Achilles' heel: a fault or weakness that causes or could cause someone or something to faili.e. I am trying to lose weight, but ice cream is my Achilles' heel.
It took the rupture of my Achilles' tendon to make me aware of an Achilles' heel in my life.
In August of 2002, Joe and I had been married for nearly 6 years. AJ was 14 months old. I was 10 days shy of being 6 months pregnant with BJ. I was coaching middle school volleyball. I was the janitor for our church. Joe was a full-time youth pastor. Life was full and challenging, or so I thought.
On August 27, towards the end of volleyball practice, the other middle school coach and myself were playing a little 2-on-2 with our girls (yes, I was 5 1/2 months pregnant and felt great!) I bent to pass a ball and felt the fateful snap as though someone had hit me in the back of the leg. I waddled (yes, waddled) to the ball cart and wrapped up practice immediately. I then went and sat on the sideline and wondered if it was my Achilles. (I considered this because my brother-in-law, Dan, had ruptured his Achilles just 6 months earlier with a similar story.)
Our only car was a stick-shift and so I had one of the moms drive me home, and then Joe took me to Urgent Care. It was on that table in Urgent Care that I heard those awful words: You're Achilles' tendon is ruptured. Knowing what Dan had gone through (4 months of on-the-couch recovery) made the news so real. A thousand questions rattled in my mind, like "How in the world are Joe and I going to manage our busy little life now?" I was benched!
Ten days later (the doctors wanted to wait until I was a full 6 months pregnant), I had surgery. I spent a good part of two months with my leg elevated above my heart. Pain was intense and there was little I could do without help.
The rupture of my Achilles' heel revealed my personal Achilles' heel: I preferred to tackle life without help. I was a Lone Ranger. I thought I was stronger if I did things by myself.
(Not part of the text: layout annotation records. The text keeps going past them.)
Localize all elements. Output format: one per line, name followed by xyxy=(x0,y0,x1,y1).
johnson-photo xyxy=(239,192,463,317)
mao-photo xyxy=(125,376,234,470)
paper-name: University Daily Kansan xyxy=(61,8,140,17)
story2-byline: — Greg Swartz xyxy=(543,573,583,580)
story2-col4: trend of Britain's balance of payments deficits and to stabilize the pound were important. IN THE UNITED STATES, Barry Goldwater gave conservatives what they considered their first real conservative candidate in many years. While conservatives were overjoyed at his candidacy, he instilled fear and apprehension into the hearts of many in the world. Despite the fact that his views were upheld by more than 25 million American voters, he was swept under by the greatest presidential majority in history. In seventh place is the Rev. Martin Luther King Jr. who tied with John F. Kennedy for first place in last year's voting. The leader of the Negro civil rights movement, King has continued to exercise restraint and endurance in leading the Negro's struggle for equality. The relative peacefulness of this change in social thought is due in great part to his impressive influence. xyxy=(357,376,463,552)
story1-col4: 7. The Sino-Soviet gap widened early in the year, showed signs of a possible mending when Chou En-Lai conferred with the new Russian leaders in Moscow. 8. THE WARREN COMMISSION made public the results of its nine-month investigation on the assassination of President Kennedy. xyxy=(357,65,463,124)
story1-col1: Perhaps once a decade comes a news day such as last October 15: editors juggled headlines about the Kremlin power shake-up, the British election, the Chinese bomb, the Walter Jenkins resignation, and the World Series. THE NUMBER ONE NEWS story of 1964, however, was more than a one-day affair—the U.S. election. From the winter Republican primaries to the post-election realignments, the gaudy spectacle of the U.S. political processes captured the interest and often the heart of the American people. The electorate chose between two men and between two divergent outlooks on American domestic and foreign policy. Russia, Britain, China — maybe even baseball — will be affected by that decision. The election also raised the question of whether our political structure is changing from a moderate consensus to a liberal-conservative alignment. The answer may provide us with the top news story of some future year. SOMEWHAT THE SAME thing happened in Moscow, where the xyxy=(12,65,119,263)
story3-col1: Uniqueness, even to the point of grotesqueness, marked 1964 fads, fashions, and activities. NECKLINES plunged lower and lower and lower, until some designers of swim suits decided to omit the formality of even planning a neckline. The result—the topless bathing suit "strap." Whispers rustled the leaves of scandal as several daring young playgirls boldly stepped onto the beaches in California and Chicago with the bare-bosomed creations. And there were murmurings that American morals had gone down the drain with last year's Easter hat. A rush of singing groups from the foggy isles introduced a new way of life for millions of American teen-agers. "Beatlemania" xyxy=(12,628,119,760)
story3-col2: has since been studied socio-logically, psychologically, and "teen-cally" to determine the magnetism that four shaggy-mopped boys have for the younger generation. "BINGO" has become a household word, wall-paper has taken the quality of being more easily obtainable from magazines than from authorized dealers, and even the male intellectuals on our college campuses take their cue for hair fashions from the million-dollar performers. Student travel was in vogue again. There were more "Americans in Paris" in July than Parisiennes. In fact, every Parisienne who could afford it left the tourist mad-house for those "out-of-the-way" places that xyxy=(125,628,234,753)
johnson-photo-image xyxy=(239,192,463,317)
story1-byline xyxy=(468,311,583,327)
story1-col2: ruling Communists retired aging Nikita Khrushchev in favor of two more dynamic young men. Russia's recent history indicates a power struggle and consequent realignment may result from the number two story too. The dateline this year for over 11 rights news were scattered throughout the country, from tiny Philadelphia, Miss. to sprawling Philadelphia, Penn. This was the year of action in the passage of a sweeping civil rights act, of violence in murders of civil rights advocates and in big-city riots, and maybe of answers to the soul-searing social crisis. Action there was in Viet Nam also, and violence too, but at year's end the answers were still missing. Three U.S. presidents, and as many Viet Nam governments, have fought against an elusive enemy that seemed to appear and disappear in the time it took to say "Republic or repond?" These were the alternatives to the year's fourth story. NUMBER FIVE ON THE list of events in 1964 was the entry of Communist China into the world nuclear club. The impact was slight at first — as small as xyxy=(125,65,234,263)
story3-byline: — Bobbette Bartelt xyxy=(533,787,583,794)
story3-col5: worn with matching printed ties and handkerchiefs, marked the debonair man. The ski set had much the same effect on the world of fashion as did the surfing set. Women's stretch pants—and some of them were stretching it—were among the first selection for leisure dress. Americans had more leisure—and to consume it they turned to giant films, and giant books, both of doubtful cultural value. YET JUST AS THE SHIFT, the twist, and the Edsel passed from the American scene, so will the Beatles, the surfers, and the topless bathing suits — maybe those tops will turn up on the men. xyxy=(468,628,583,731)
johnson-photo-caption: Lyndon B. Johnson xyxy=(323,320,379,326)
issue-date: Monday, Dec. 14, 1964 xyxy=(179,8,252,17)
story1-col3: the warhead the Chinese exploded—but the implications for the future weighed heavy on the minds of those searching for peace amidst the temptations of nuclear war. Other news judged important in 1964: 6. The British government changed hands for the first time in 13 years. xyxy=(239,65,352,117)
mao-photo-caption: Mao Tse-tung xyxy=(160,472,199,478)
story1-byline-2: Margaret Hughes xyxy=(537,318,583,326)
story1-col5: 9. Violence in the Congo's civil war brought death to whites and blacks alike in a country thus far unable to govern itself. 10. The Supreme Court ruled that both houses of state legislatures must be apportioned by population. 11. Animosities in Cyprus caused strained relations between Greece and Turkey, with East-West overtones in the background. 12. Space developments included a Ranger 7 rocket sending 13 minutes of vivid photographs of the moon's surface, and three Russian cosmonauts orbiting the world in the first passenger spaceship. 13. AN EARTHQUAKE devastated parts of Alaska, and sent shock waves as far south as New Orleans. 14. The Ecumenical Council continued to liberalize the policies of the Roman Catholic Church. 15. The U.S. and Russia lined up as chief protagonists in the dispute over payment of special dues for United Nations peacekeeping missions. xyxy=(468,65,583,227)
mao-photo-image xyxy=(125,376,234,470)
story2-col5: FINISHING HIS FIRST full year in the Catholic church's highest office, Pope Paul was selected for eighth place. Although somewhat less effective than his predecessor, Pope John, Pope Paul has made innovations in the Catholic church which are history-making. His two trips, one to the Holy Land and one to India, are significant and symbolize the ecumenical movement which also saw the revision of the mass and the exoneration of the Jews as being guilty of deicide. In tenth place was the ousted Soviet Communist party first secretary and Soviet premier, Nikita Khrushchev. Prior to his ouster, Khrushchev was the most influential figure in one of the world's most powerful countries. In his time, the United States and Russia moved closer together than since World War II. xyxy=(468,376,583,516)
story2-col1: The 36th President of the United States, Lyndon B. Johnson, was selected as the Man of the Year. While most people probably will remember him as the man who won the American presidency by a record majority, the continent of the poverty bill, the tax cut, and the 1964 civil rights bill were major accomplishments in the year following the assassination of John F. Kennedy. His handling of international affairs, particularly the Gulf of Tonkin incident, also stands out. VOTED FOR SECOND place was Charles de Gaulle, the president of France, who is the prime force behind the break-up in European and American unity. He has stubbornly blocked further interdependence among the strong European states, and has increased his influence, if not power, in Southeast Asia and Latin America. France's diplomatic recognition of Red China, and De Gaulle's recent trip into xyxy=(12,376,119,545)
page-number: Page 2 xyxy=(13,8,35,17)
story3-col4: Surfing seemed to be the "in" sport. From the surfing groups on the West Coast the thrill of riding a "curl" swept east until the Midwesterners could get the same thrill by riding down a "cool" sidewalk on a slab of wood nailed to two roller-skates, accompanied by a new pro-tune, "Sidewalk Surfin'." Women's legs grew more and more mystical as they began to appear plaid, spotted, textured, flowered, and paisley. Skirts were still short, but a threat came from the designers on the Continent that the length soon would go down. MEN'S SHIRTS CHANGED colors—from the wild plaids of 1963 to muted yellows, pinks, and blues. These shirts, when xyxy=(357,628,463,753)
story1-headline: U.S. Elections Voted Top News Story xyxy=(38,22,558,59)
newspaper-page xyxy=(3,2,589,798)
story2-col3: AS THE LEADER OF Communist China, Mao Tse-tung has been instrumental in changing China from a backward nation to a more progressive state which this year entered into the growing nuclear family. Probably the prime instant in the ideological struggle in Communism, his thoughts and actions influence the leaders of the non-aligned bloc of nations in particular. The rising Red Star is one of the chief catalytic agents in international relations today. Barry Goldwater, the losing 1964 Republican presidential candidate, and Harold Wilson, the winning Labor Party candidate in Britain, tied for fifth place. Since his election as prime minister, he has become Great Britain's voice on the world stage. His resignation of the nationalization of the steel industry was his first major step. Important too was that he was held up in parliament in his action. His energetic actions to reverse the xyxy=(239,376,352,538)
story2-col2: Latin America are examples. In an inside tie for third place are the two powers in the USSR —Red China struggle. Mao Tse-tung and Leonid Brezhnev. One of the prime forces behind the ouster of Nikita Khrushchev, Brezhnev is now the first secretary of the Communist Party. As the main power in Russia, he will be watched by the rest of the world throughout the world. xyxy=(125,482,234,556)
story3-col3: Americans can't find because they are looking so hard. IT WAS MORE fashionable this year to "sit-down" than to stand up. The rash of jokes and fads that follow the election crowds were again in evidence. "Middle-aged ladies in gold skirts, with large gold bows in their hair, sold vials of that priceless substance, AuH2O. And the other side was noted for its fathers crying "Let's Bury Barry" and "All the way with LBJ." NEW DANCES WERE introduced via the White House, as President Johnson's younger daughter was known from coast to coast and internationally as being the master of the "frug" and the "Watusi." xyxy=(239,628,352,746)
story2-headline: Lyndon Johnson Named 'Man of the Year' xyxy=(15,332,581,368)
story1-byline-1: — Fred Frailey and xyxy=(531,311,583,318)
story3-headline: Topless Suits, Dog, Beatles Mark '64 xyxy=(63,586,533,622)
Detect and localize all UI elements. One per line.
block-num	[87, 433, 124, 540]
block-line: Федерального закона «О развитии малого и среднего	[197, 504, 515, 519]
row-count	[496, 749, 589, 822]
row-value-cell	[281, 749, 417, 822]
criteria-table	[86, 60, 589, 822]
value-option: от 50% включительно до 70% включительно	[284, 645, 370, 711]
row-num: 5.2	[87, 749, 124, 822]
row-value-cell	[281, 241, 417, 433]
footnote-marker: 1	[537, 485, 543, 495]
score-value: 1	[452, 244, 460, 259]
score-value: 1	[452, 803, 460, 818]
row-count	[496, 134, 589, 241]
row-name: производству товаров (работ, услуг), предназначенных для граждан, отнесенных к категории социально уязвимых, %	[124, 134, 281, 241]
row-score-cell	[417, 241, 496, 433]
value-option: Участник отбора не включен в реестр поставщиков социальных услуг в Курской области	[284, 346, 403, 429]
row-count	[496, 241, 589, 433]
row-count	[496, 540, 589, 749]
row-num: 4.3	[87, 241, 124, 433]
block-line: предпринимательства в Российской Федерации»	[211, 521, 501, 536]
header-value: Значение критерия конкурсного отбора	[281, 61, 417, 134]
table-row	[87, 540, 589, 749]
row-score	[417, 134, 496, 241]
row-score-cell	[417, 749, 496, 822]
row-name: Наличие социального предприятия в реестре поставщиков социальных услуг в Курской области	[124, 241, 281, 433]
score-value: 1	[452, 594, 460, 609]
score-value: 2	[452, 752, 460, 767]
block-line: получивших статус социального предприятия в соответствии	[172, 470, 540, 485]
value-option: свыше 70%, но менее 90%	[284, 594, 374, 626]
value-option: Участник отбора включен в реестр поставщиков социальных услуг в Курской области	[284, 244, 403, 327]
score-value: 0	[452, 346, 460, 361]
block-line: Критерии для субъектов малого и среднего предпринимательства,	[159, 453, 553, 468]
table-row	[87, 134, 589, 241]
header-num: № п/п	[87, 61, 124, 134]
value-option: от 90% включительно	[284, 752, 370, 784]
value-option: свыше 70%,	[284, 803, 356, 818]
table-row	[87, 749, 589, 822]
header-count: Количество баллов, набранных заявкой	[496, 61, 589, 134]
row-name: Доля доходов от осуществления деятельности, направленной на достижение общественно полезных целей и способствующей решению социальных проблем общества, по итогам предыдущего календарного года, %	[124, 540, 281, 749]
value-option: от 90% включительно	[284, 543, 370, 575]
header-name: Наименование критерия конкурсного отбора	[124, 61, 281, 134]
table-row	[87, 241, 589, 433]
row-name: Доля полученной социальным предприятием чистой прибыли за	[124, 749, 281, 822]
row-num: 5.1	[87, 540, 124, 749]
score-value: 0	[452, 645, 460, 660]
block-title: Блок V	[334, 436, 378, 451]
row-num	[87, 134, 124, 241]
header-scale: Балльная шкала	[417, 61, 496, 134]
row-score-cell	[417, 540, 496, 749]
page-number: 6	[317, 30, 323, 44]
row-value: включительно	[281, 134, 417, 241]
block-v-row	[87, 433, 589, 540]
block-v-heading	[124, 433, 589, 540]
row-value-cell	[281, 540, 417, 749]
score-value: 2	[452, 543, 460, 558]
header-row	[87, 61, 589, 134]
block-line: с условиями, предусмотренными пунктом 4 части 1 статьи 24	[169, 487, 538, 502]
The list of things I needed help with and the numbers of people who stepped in are countless, but I am going to recount a few because it was through this humbling process that I realized how much I need other people in my life.
* Joe coached girls volleyball (girls anything) for the first and last time. Those girls still call out, "Coach Joe!" when they see him around town. * Joe did my janitorial job at the church. * Debbie offered to watch AJ and her son, Josh, would come pick him up. This began a great relationship and all of our kids ended up spending time at Debbie's Daycare over the years. * Janice cleaned my bathroom. It was disgusting and she did it without complaint, without question, and with tons of joy. * Meal after meal after meal came to our door by loving people from our church. * Taking a bath and washing my hair. Yes, I needed help with these tasks too. Getting around on crutches at 6, 7, and 8 months pregnant was no easy feat, let alone getting into a bathtub while trying to keep my casted leg out of the water.
Life is best lived in the companionship and company of others. In fact, this is how we were created. Ecclesiastes 4:9-10 sums it up well. "Two are better than one, because they have a good return for their work: If one falls down, his friend can help him up. But pity the man who falls and has no one to help him up!"
What is your Achilles' heel in life? Are you willing to acknowledge it and take action to make changes? Hopefully it won't take the rupture of an Achilles' heel to get your Achilles' heel in check.